You will have to forgive me being a little jumpy about our new DEFRA secretary, Michael Gove, suggesting that we can reduce import tariffs on food so that British consumers can eat cheaper food. Last time that was tried in the 1920s and 1930s, large parts of my farm were completely abandoned for farming.

So dilapidated and grown over with bramble, gorse, scrub and even trees did the land become that, by the outbreak of world war two in 1940, no attempt was made to clear the land throughout the conflict. The effort of doing so would have soaked up too much manpower and machinery so it was not until the 1950s, in response to land clearance grants and peace time production subsidies, that the land was returned to farming.

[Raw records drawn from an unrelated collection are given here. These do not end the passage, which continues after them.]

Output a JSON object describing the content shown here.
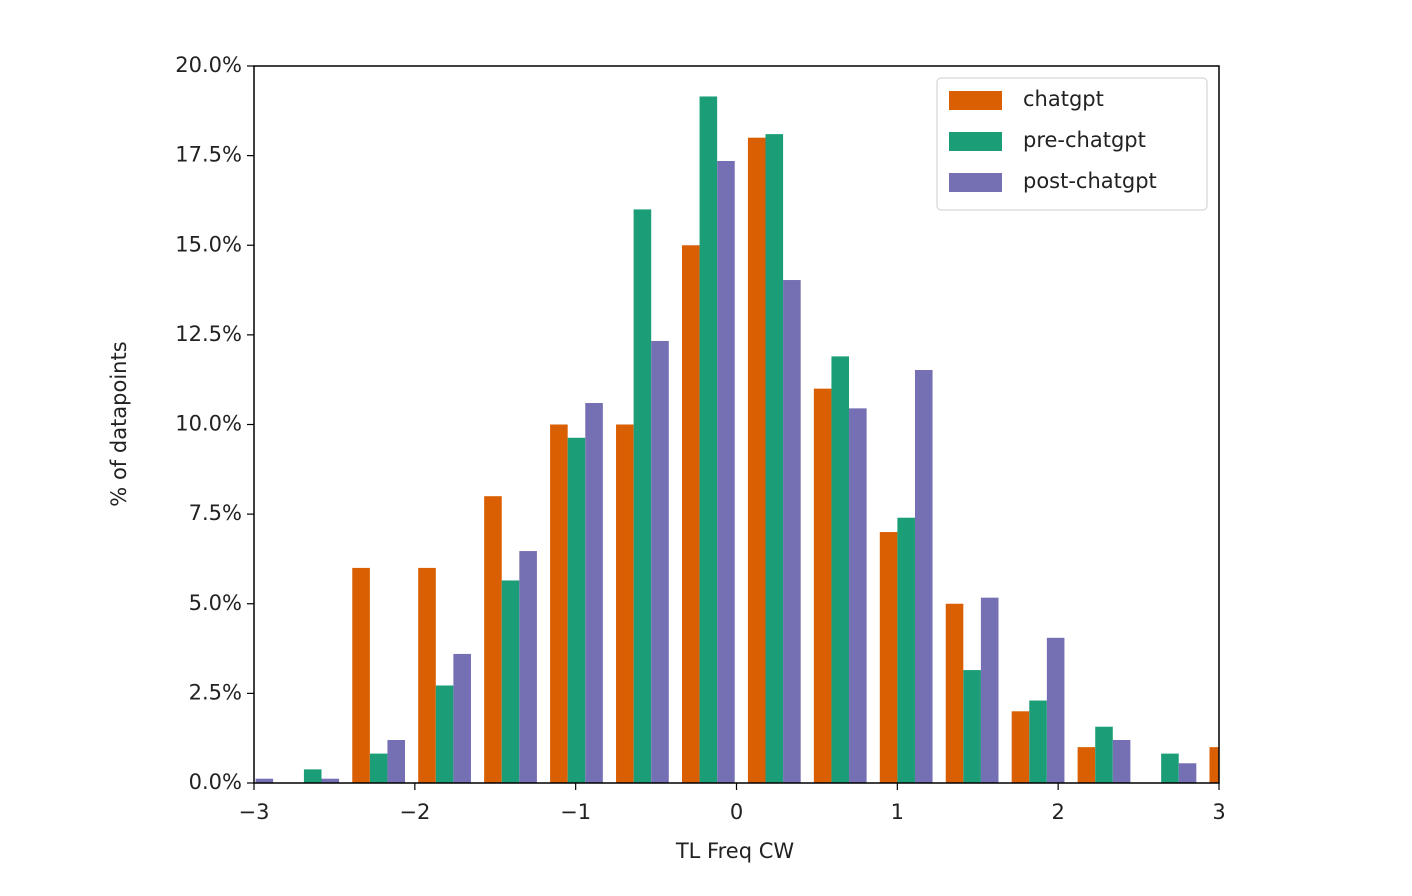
{
  "chart_data": {
    "type": "histogram",
    "x_label": "TL Freq CW",
    "y_label": "% of datapoints",
    "bins": [
      -3.25,
      -2.84,
      -2.43,
      -2.02,
      -1.61,
      -1.2,
      -0.79,
      -0.38,
      0.03,
      0.44,
      0.85,
      1.26,
      1.67,
      2.08,
      2.49,
      2.9,
      3.31
    ],
    "series": [
      {
        "name": "chatgpt",
        "color": "#d95f02",
        "values": [
          0,
          0,
          6.0,
          6.0,
          8.0,
          10.0,
          10.0,
          15.0,
          18.0,
          11.0,
          7.0,
          5.0,
          2.0,
          1.0,
          0,
          1.0
        ]
      },
      {
        "name": "pre-chatgpt",
        "color": "#1b9e77",
        "values": [
          0,
          0.38,
          0.82,
          2.72,
          5.65,
          9.63,
          16.0,
          19.15,
          18.1,
          11.9,
          7.4,
          3.15,
          2.3,
          1.57,
          0.82,
          0
        ]
      },
      {
        "name": "post-chatgpt",
        "color": "#7570b3",
        "values": [
          0.12,
          0.12,
          1.2,
          3.6,
          6.47,
          10.6,
          12.33,
          17.35,
          14.03,
          10.45,
          11.52,
          5.17,
          4.05,
          1.2,
          0.55,
          0
        ]
      }
    ],
    "xlim": [
      -3,
      3
    ],
    "xticks": [
      {
        "value": -3,
        "label": "−3"
      },
      {
        "value": -2,
        "label": "−2"
      },
      {
        "value": -1,
        "label": "−1"
      },
      0,
      1,
      2,
      3
    ],
    "ylim": [
      0,
      20
    ],
    "yticks": [
      {
        "value": 0,
        "label": "0.0%"
      },
      {
        "value": 2.5,
        "label": "2.5%"
      },
      {
        "value": 5,
        "label": "5.0%"
      },
      {
        "value": 7.5,
        "label": "7.5%"
      },
      {
        "value": 10,
        "label": "10.0%"
      },
      {
        "value": 12.5,
        "label": "12.5%"
      },
      {
        "value": 15,
        "label": "15.0%"
      },
      {
        "value": 17.5,
        "label": "17.5%"
      },
      {
        "value": 20,
        "label": "20.0%"
      }
    ],
    "legend": "upper right",
    "grid": false
  }
}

Mr Gove has made a political career out of criticising the European Union so I suppose it shouldn’t come as a surprise to me that he is now seeking to reduce EU trade tariffs. But it is surely still very bad luck on farmers to find such a hard line free trade ideologue as Mr Gove in charge of developing post Brexit British agricultural policy.

Most of the political focus, when it comes to farming and Brexit, has fallen on the basic payment scheme (BPS). But, important though the BPS is to farmers, it is outweighed by the benefits of EU tariff protection. EU import tariffs, for instance, are currently 50% on pork, 74% on fresh milk, 63% on butter, 51% on sheep meat and 53% on wheat. The degree to which farm gate prices would fall if these tariffs were ever removed doesn’t bare thinking about.

In the 1920s and 1930s the effect of exposing UK farming to free trade was calamitous. Cheap food flooded into the country from both the British Empire and the United States. The repeal of the corn laws after world war one opened the door to US wheat production and by the end of the 1920s UK production of grain had collapsed.

I suspect that this time around production from new world countries such as the US and Australia are less of a threat than they were in the 1920s. Today they pay their workers high wages, observe well developed environmental protection regulations and export their goods priced in relatively strong and stable currencies.

A much bigger threat to British arable farmers these days is surely grain producers in developing countries. Farms in the likes of India, Indonesia and Zambia are large enough to be highly efficient but pay their workers low wages and price their exports in weak currencies.

Mr Gove is planning his radical overhaul of farm policy post Brexit and will be free of the protectionist constraints of the common agricultural policy that he so hates. Won’t it be an extraordinary coincidence if he returns my downland farm to scrub in the 2020s, just as a previous generation of pro free trade politicians did in the 1920s?